Daniel Robinson looked like just another job candidate. With his dark grey suit, wingtips, no-nonsense red tie and neatly trimmed hair, he was so utterly unremarkable that, when he asked the receptionist if he might slip into a restricted area of the building to use the bathroom, she let him in without thinking twice. Only minutes later, a brand-new laptop - and not coincidentally, Robinson - had vanished.
This story is a made-up one for our purposes, but the crime is real enough. In Australia, AusCERT's 2004 Australian Computer Crime and Security Survey showed that for two years in a row more than half of respondents (58 percent in 2004 and 53 percent in 2003) reported that they had been victimized. In addition, 63 percent of respondents claimed that laptop theft had caused their organization some financial loss in the previous 12 months.

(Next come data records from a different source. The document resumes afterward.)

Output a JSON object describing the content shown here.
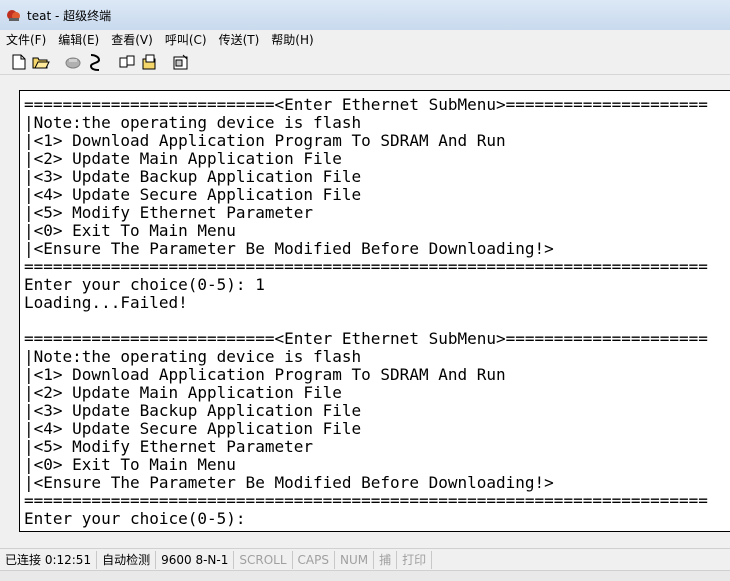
{
  "window": {
    "title": "teat - 超级终端"
  },
  "menu": [
    "文件(F)",
    "编辑(E)",
    "查看(V)",
    "呼叫(C)",
    "传送(T)",
    "帮助(H)"
  ],
  "toolbar": {
    "buttons": [
      "new-icon",
      "open-icon",
      "disconnected-phone-icon",
      "connect-icon",
      "send-icon",
      "receive-icon",
      "properties-icon"
    ]
  },
  "terminal": {
    "lines": [
      "==========================<Enter Ethernet SubMenu>=====================",
      "|Note:the operating device is flash",
      "|<1> Download Application Program To SDRAM And Run",
      "|<2> Update Main Application File",
      "|<3> Update Backup Application File",
      "|<4> Update Secure Application File",
      "|<5> Modify Ethernet Parameter",
      "|<0> Exit To Main Menu",
      "|<Ensure The Parameter Be Modified Before Downloading!>",
      "=======================================================================",
      "Enter your choice(0-5): 1",
      "Loading...Failed!",
      "",
      "==========================<Enter Ethernet SubMenu>=====================",
      "|Note:the operating device is flash",
      "|<1> Download Application Program To SDRAM And Run",
      "|<2> Update Main Application File",
      "|<3> Update Backup Application File",
      "|<4> Update Secure Application File",
      "|<5> Modify Ethernet Parameter",
      "|<0> Exit To Main Menu",
      "|<Ensure The Parameter Be Modified Before Downloading!>",
      "=======================================================================",
      "Enter your choice(0-5): "
    ]
  },
  "status": {
    "connected": "已连接 0:12:51",
    "detect": "自动检测",
    "baud": "9600 8-N-1",
    "scroll": "SCROLL",
    "caps": "CAPS",
    "num": "NUM",
    "capture": "捕",
    "print": "打印"
  }
}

And the real anecdotes are pervasive: A large insurer had two of its laptops stolen from a locked car. They contained data on about 200,000 customers, who then had to be informed that they were at risk of identity theft. At a banking giant, a laptop containing data on thousands of the bank's mortgage customers was stolen from a rental car's boot when two employees travelling together stopped at a convenience store and left the car unlocked with the keys in the ignition. In another incident, the Australian government revealed that over the past several years it lost more than 1000 laptops, 537 of those from the Department of Defence. And police in Delaware and Pennsylvania joined forces to bust a fencing operation that specialized in car break-ins. Police raided the ringleader's business and confiscated 35 stolen laptops and 20 PDAs.
Safeware, a computer insurance provider, estimates that in 2002, US PC owners filed 620,000 claims for computer thefts - most of them for stolen laptops. And those numbers only promise to increase. IDC predicts that, by 2008, 50 percent of the PCs in the United States will be laptops (up from 29 percent in 2004), which means there'll be plenty of targets out there. Many PC owners seem oblivious to the risks surrounding their equipment; a good number of thefts occur because people carelessly leave their computers in places where they are likely to be stolen.

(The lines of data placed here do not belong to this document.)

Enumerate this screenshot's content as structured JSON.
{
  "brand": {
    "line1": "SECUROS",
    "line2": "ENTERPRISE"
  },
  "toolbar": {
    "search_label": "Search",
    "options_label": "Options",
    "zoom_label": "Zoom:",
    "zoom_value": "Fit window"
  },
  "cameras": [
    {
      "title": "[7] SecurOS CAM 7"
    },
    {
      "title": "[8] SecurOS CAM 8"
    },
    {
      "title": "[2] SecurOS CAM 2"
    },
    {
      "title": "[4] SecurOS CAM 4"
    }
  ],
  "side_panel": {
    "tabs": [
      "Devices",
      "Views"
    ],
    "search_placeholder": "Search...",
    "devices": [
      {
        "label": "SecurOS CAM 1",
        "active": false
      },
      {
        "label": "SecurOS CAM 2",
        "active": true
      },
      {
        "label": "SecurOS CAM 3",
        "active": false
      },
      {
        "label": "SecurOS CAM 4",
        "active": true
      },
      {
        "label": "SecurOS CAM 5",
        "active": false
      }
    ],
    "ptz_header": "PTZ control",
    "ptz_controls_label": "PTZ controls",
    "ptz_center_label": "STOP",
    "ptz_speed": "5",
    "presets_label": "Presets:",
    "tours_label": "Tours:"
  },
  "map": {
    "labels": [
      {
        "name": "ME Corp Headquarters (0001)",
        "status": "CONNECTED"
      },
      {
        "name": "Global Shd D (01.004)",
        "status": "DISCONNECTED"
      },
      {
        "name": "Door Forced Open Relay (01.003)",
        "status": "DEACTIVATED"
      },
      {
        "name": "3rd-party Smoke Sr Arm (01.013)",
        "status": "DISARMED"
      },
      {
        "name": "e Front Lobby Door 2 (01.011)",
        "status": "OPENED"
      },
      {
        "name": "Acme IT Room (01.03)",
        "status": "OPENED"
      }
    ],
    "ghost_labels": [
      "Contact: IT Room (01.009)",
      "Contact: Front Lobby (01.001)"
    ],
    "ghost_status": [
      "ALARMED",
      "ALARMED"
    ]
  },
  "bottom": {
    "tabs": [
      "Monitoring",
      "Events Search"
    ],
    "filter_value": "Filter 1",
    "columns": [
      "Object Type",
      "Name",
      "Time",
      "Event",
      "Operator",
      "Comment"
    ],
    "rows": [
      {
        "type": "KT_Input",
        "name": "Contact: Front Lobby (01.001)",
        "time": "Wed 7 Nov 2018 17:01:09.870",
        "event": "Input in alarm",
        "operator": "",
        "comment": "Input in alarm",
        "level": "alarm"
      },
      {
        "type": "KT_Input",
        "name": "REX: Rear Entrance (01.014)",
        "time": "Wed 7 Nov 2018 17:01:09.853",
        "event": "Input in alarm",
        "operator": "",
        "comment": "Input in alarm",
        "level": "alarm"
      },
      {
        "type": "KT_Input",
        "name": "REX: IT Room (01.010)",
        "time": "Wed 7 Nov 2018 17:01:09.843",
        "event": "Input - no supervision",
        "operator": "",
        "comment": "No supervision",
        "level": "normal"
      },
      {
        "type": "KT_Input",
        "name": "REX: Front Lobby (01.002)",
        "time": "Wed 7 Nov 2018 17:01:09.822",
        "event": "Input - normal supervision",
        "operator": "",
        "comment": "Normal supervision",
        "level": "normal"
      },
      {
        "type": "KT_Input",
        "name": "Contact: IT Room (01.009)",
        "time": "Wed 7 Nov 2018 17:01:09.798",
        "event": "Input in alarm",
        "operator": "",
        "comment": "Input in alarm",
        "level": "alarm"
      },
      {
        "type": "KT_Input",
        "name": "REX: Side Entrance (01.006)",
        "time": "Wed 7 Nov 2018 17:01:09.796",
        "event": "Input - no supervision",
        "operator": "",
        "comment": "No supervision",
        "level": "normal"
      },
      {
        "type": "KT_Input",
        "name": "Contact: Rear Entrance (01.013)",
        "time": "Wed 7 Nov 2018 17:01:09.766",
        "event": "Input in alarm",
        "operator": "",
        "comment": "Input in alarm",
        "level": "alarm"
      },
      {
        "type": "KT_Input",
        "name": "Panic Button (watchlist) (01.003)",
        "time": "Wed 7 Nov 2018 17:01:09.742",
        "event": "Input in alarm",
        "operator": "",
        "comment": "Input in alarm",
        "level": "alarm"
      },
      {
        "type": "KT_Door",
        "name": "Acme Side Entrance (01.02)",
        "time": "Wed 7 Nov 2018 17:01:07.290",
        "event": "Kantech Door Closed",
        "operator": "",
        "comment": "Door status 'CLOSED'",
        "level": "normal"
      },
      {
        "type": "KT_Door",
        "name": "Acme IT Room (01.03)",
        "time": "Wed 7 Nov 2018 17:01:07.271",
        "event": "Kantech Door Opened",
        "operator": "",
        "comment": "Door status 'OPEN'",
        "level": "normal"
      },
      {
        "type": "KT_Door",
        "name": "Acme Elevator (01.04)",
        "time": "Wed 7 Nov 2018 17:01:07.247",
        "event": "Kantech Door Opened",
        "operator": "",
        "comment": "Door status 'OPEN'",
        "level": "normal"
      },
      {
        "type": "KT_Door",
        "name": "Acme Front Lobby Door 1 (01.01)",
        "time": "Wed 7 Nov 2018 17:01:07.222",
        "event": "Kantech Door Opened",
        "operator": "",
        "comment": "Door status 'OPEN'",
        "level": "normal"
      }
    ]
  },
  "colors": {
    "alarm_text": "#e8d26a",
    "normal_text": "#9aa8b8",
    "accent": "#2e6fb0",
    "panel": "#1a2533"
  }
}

The dollar amount of such losses isn't easily determined. The AusCERT survey pegs losses by Australian companies from laptop theft in 2003 at $1,484,244, but that doesn't necessarily include the value of data lost. The survey also showed 97 Australian organizations reported that they lost time recovering from laptop theft - and one organization said it may never recover. Gartner estimates that a single stolen laptop can cost a company more than $US6000 for hardware, software, restoring data (assuming it was backed up in the first place) and user downtime. Gartner analyst Leslie Fiering notes that this number doesn't account for the cost of any data lost or exposed.
What can companies do to stop computers from being stolen? "Security today is what quality was in the 80s," says Gerry McCartney, CIO at the Wharton School. "People say: 'Yeah, I don't have to worry about that, we have a team that does that.' So they leave their offices open all the time. It goes back to the mentality that security is someone else's problem, not mine."

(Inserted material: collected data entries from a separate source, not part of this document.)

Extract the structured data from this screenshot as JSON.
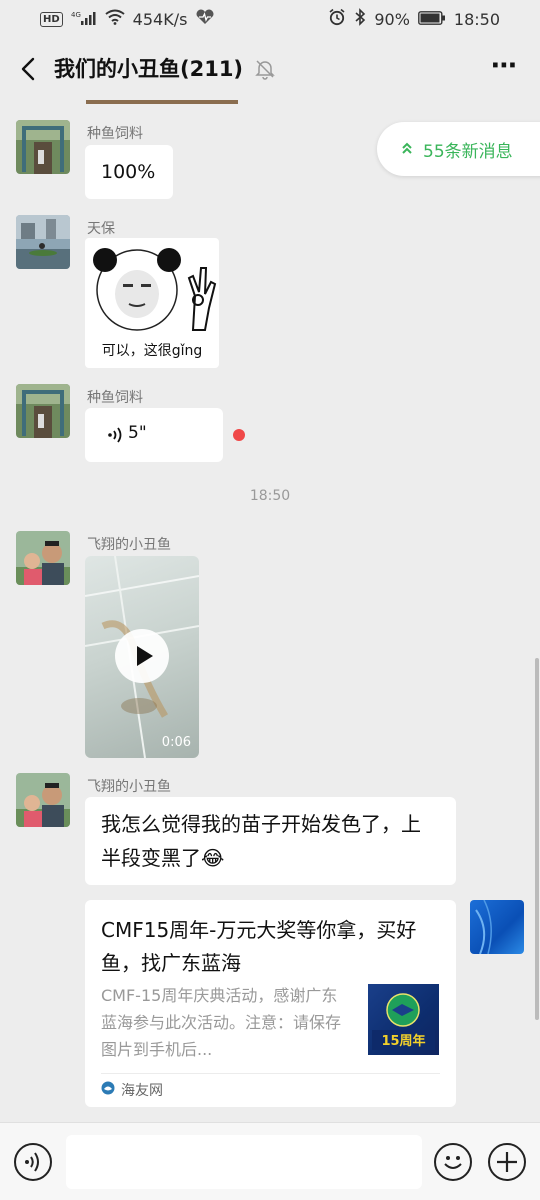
{
  "statusbar": {
    "hd": "HD",
    "signal": "4G",
    "speed": "454K/s",
    "battery": "90%",
    "time": "18:50"
  },
  "header": {
    "title": "我们的小丑鱼(211)",
    "more": "⋯"
  },
  "new_messages": "55条新消息",
  "messages": [
    {
      "sender": "种鱼饲料",
      "text": "100%"
    },
    {
      "sender": "天保",
      "sticker_caption": "可以，这很gǐng"
    },
    {
      "sender": "种鱼饲料",
      "voice_duration": "5\""
    },
    {
      "timestamp": "18:50"
    },
    {
      "sender": "飞翔的小丑鱼",
      "video_duration": "0:06"
    },
    {
      "sender": "飞翔的小丑鱼",
      "text": "我怎么觉得我的苗子开始发色了，上半段变黑了😂"
    }
  ],
  "card": {
    "title": "CMF15周年-万元大奖等你拿，买好鱼，找广东蓝海",
    "desc": "CMF-15周年庆典活动，感谢广东蓝海参与此次活动。注意：请保存图片到手机后...",
    "thumb_text": "15周年",
    "source": "海友网"
  }
}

But, like quality, "these virtues are either [ingrained] in an organization or they're not", McCartney says. "You can't put up a sign and create them."
At least, not overnight, says Tim McKnight, senior director and CISO of Northrop Grumman. While he acknowledges that company cultures are hard to change, McKnight says that they can become more security-conscious - though only if top management leads the way. "There's no silver bullet for the issue," he notes, saying companies must pay attention to four areas: user awareness, physical security, new and old technologies, and policy.